Management Engineering: 3 questions that matter to determine your competitiveness.
Competition is increasing constantly. Profit margins are decreasing continuously under increased competitive pressure. Customer expectations are changing daily due to extensive alternatives. Finding qualified human resource to meet these expectations and variability is becoming harder. Any difference achieved is resolving into ordinary in no time.
Attributes that were formerly recognized as strengths are now surfacing as managerial problems. Being sizeable and having a deep-rooted tradition were recently notable qualifications. Today we witness that size causes deceleration and tradition obstructs change. Management was regarded as “art” back then. Today management has become a branch of “science” which is advancing towards engineering. Competition is irresistibly forcing every management component it is in touch with to change, then to change again before even being able to adapt change and finally to an absolute transformation that perpetuates continuous change. Countless worldwide corporations are disappearing before our eyes that fail to manage this transformation.
Organizations that want to withstand and lead this competition need to analyze their human resources, technologies and processes with a holistic approach. They have to perform multilayered examinations using engineering methodologies to implement their competitive strategies into their operations.
These “holistic” and “multilayered” analysis should find answers to three vitally important questions;
- How competent is the human resource that takes part in the processes?
- How efficiently are the technologies used?
- How effective are the processes themselves?
The answers to these questions will not only determine the strategic and operational competitiveness of the organization but will also give rise to endless improvement opportunities.
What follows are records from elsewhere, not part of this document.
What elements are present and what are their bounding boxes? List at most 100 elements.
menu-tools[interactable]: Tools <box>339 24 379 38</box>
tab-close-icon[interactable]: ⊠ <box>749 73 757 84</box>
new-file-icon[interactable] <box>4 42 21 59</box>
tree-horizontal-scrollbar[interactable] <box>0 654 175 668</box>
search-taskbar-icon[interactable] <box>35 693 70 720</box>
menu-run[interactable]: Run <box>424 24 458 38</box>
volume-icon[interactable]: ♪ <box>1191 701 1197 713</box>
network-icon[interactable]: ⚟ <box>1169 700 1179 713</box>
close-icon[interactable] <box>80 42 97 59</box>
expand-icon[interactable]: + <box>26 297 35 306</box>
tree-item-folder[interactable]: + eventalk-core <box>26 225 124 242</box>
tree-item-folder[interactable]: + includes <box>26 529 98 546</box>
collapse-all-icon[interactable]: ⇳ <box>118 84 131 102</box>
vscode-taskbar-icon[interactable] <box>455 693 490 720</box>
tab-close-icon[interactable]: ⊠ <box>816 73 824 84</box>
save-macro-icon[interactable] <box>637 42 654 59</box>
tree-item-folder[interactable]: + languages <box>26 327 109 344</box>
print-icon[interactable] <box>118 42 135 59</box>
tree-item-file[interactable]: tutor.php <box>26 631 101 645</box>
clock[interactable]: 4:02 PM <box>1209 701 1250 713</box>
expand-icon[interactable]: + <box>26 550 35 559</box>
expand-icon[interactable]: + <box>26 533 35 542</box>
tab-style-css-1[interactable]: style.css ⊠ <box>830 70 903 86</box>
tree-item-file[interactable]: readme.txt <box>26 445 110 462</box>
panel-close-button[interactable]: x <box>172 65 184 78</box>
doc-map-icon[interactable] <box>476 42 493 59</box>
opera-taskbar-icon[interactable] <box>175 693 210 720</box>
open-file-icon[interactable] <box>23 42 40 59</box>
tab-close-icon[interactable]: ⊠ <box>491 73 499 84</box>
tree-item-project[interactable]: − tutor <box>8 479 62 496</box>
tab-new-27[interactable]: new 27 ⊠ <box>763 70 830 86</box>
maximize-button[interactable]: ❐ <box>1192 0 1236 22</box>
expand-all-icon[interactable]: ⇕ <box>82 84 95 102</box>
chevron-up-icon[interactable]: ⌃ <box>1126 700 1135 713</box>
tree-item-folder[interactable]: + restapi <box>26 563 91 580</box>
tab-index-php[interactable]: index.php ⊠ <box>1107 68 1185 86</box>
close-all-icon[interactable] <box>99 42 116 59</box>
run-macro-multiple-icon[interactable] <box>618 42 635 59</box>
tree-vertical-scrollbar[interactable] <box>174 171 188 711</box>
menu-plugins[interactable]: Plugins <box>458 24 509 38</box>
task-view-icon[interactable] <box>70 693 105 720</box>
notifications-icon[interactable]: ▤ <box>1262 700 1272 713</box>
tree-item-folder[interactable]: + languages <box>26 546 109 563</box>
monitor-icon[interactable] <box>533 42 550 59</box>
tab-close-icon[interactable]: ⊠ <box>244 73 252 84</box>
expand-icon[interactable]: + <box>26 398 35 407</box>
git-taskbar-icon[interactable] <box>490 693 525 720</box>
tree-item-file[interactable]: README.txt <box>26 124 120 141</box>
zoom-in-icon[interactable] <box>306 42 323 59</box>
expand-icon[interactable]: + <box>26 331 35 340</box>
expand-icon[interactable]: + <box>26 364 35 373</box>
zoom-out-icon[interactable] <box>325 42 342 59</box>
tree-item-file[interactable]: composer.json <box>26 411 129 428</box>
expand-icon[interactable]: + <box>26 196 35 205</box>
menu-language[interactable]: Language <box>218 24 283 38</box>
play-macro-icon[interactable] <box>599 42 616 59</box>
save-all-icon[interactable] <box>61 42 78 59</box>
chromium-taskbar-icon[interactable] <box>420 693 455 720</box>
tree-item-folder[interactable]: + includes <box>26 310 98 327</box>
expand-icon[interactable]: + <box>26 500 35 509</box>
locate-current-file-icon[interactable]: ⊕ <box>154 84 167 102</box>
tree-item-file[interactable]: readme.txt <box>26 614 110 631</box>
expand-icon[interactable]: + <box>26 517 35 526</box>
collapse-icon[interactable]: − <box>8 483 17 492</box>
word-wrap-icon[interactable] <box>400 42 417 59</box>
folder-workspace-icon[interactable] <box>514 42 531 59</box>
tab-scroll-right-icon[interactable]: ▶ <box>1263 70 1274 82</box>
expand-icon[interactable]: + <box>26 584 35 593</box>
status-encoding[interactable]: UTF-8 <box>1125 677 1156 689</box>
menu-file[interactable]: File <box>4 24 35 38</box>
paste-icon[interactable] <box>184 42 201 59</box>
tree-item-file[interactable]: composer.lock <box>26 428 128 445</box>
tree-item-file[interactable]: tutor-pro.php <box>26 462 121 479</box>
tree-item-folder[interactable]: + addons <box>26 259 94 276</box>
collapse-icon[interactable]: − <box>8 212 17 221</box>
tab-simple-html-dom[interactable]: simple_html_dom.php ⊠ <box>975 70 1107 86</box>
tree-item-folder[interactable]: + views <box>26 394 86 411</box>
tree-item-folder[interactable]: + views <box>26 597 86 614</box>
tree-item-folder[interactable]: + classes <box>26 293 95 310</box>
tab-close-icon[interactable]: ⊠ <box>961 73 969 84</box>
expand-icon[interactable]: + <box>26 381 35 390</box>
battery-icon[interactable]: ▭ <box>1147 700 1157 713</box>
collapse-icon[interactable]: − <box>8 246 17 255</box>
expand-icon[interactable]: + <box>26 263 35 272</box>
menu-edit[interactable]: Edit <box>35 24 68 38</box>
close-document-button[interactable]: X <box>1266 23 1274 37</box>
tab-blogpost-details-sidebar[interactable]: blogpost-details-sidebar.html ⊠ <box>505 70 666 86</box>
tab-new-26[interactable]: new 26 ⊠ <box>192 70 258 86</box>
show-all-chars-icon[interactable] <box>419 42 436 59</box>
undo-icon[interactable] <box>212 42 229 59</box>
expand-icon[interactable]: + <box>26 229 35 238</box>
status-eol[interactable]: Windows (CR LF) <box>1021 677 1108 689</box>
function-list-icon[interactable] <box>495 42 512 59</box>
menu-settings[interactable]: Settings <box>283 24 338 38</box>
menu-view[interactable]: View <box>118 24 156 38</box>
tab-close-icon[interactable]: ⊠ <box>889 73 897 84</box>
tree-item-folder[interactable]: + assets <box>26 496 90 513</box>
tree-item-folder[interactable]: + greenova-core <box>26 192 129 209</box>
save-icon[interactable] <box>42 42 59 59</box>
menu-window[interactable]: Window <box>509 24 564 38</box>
Why these 3 questions matter?
Having a holistic understanding of human resources, technologies and processes form the fundamental layer of Management Engineering which strategies and operations are built on. This understanding stands at the focal center of the transformation which management is converging into engineering.
Human Resources
Human resource is the most valuable resource of an organization with strategic importance. Like any other resource, human resource can also be ineffectually utilized. Management Engineering aims to prevent this ineffectiveness by studying each step of the HR value chain.
Technologies
Information Technologies are mission critical components that increase the efficiency of the human resource and assure the quality of the processes. From this aspect, IT is the integrator between human resources and business processes. Management Engineering regards IT departments not as support staff but as strategic work units that contribute in the competitiveness of the organization in terms of integration and differentiation.
Processes
All companies are feeding from the same HR pool with the same costs. They are accessing the same technologies with the same prices. In such a competition how can one possibly differentiate? How can costs be reduced without compromising quality?
The answers to these questions lie in the effective management and continuous improvement of every single process. Management Engineering studies processes from competitive and cost effective perspectives. It provides a simple and proven road map for organizations to build management systems to optimize their processes, differentiate their products and services and achieve continuous differentiation and improvement.